Au XVIe siècle, la recherche d’harmonie passe par la géométrie et le calcul, qu’il s’agisse de peinture, de sculpture ou de typographie. De nombreux savants tentent d’appliquer à l’alphabet une grille de construction géométrique, semblable à celle utilisée par l’architecte Vitruve (Ier siècle av. J.-C.) et reprise par Léonard de Vinci.
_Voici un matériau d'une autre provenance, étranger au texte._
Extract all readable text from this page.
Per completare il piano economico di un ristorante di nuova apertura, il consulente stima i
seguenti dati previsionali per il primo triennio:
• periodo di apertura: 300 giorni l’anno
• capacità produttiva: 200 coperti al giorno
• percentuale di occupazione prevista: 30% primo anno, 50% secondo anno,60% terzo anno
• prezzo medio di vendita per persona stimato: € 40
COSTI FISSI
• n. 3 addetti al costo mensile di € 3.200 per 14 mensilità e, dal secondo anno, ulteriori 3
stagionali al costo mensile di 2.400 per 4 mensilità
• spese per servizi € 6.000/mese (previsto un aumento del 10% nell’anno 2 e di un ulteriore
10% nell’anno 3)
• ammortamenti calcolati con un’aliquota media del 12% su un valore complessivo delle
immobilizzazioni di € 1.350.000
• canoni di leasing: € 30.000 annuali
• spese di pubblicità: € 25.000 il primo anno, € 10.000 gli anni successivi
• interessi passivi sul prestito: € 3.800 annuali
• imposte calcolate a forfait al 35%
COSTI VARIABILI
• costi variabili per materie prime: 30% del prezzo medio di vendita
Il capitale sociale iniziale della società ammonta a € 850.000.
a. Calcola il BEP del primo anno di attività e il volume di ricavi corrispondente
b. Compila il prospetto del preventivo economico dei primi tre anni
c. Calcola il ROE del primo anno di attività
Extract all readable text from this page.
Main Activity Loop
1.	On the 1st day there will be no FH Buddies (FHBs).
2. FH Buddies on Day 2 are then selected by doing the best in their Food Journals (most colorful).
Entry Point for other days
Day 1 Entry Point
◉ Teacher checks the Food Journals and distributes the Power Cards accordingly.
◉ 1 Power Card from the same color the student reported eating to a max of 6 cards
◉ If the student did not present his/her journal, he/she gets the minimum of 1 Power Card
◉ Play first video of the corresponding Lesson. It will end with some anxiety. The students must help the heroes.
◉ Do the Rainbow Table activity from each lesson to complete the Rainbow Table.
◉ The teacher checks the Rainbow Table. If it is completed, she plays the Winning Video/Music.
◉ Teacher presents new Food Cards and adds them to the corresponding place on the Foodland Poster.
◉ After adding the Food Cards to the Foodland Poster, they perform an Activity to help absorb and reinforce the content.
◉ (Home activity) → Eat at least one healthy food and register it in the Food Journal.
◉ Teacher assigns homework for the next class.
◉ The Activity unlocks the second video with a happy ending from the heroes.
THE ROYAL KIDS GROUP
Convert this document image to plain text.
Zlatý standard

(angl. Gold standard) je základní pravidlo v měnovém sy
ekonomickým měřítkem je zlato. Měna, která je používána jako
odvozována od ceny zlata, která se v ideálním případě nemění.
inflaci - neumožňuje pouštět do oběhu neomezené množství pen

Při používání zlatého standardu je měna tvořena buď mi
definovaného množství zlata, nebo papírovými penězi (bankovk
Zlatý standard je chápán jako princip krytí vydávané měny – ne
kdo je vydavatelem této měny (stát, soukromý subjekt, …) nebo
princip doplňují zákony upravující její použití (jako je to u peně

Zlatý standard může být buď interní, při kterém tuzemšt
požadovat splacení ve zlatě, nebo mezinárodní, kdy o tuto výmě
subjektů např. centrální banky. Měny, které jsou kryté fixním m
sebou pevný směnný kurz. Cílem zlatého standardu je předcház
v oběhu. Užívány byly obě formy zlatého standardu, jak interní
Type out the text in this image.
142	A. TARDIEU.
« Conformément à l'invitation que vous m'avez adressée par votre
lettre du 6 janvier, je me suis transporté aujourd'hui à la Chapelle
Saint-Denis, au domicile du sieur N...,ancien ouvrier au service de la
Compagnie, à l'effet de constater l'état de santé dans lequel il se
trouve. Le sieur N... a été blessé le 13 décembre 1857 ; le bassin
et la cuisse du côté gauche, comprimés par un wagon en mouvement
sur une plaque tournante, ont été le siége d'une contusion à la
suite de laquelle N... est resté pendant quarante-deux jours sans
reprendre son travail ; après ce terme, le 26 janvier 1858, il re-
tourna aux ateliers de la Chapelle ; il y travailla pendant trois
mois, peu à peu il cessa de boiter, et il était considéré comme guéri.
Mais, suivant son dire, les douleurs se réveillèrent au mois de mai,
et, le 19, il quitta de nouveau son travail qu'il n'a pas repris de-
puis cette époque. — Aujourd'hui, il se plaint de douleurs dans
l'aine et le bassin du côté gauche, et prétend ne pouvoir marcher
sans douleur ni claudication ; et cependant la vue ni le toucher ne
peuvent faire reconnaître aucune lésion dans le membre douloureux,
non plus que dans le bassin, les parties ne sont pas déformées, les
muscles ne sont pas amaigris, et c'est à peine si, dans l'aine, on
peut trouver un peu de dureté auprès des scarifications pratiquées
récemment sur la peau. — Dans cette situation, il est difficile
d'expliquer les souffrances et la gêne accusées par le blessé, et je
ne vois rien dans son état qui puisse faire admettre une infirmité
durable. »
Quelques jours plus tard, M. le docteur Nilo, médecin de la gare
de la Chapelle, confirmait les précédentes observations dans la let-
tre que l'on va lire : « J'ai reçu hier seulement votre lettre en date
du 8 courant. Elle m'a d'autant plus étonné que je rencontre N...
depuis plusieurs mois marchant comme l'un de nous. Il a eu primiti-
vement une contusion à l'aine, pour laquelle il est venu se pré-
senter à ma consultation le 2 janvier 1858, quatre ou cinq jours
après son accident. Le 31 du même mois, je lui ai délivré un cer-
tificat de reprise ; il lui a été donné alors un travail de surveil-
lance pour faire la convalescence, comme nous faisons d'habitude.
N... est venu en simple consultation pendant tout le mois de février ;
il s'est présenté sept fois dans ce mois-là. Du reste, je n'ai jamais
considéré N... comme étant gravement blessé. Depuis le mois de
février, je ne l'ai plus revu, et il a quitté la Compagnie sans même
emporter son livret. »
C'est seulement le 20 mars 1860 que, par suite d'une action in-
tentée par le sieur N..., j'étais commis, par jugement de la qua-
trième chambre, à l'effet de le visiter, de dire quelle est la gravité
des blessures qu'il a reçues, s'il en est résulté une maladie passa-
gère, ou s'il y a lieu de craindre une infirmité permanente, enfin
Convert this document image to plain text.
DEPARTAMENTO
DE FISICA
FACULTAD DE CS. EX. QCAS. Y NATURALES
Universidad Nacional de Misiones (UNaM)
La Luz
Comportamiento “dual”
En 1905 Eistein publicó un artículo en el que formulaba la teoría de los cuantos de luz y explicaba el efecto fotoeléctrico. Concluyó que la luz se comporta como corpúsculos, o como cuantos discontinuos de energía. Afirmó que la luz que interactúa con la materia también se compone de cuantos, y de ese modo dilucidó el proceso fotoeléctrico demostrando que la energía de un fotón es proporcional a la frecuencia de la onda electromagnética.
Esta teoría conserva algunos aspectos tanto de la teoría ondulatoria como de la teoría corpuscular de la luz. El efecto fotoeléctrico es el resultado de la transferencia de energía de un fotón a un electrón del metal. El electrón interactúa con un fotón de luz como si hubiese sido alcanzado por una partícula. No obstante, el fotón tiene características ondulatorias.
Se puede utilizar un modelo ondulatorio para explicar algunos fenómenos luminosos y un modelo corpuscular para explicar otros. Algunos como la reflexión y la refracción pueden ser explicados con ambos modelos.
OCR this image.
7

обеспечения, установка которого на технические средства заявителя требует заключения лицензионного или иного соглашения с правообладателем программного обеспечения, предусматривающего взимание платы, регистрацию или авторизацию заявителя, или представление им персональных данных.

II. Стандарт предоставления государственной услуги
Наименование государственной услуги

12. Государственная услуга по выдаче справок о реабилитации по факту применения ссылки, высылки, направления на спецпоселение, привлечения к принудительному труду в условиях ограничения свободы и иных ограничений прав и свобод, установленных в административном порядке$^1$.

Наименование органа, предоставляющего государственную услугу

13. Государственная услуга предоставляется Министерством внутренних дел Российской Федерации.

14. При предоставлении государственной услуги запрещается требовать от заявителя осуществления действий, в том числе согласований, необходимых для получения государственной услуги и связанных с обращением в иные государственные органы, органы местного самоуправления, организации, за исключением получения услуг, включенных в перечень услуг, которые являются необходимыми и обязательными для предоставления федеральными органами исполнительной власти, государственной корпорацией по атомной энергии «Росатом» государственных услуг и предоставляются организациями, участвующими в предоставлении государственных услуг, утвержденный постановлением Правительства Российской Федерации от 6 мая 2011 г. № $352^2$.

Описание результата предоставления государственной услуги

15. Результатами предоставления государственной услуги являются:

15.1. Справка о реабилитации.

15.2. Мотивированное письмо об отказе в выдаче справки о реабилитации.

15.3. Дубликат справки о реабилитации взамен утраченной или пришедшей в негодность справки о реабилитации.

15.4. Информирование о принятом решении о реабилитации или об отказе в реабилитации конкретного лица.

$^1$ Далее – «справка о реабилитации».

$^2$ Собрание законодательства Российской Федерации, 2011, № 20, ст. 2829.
Le traité de Fanti, à la fois calligraphique et typographique, reprend les théories émises par Fra Luca Pacioli (1509), les appliquant aux caractères gothiques et romains. En France, Geofroy Tory est l’auteur d’un Champ-Fleury (1529), aux ambitions similaires. Le peintre, graveur et mathématicien allemand Albrecht Dürer traite de la construction des lettres dans un de ses ouvrages édité par le grand imprimeur-libraire parisien Christian Wechel.
Trajan
Il n’y a pas que les humanistes du XVIe siècle qui se sont inspirés des écritures antiques pour former leurs lettres. Carol Twombly, créatrice de caractères américaine, s’inspire des inscriptions de la colonne Trajane à Rome et crée la police Trajan pour l’entreprise Adobe.
Il semblerait que cette police d’écriture ait fait les beaux jours d’Hollywood. C’est même la seule police à défier les genres cinématographiques, reprise aussi bien pour des comédies romantiques, des films épiques, des films d’horreur ou des séries à très gros budget.
Avez-vous remarqué ? Il n’y a aucune minuscule, car à l’époque les Romains n’écrivaient qu’avec des capitales.
Le travail de Carol Twombly fait partie du module « Women in Type » proposé dans l’exposition icônes by Susan Kare. Décliné en 4 parties, il reprend le nom du projet de recherche mené par Alice Savoie, créatrice de caractères, enseignante en typographie, chercheuse, et également co-commissaire de cette exposition. La deuxième partie de ce module nous présente trois femmes contemporaines de Susan Kare à qui l’industrie typographique doit beaucoup : April Greiman, Zuzana Licko et Carol Twombly.